Due to the commercial exposure and complete irresistibility, a track that has brought Malajube a wide degree of recognition is “Pâte Filo”, a gem that capitalizes on their commonly prevalent usage of twinkling keys and roaring electric guitars with slide effects and vibrating tremolos. The verses prove simplistically enjoyable enough with their thunderous guitars and reflectively enhancing keys, but the chorus hits a fantastic mark when lead vocalist Julien Mineau shifts into a joyous, lyric-less yelp that contrasts the overlapping keys in beautiful form. Even listeners who do not understand a lick of French have to admire this song’s ingenious level of craftsmanship. “Montréal – 40°C” proves just as memorable in displaying the group’s astute level of harmonic vocal ability, with even the introductory moments being an enthralling display. Free imitative form begins the track as several other varying voices come are involved prior to a gleefully effervescent burst of Mineau’s “Ba-ba-ba-ba-ba-baba-ba”. The most striking moment of the track occurs toward the conclusion when the melody sees a complete and utterly brilliant ship in composure, transitioning from a guitar-led stampede into a segment of elegance that is now led by keys, resulting in a very Parisian type of sound.
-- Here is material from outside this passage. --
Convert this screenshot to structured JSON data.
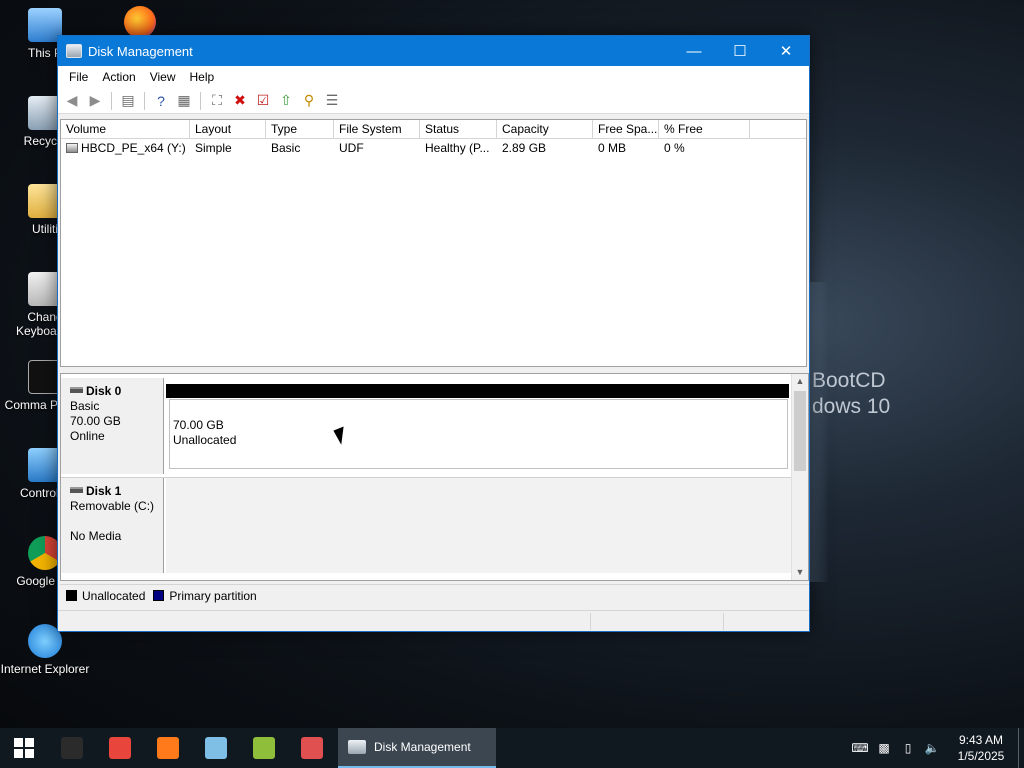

“Le Crabe” and “La Monogamie” are more representative of the group’s rougher edges, with the latter exposing a wide variety of distortion over a chorus that becomes undeniably addictive once the intentionally muddled form of production clears its way through the listener’s head. “Ton Plat Favori” is also notable for its rollicking demeanor, taking on a force of its own that is unique on the album due to its female-male harmonies and excitable use of keys. Overall though, Trompe-l’Oeil is an album full of exciting surprises and enthralling moments; its high level of quality is the reason I chose to feature a release over two years old.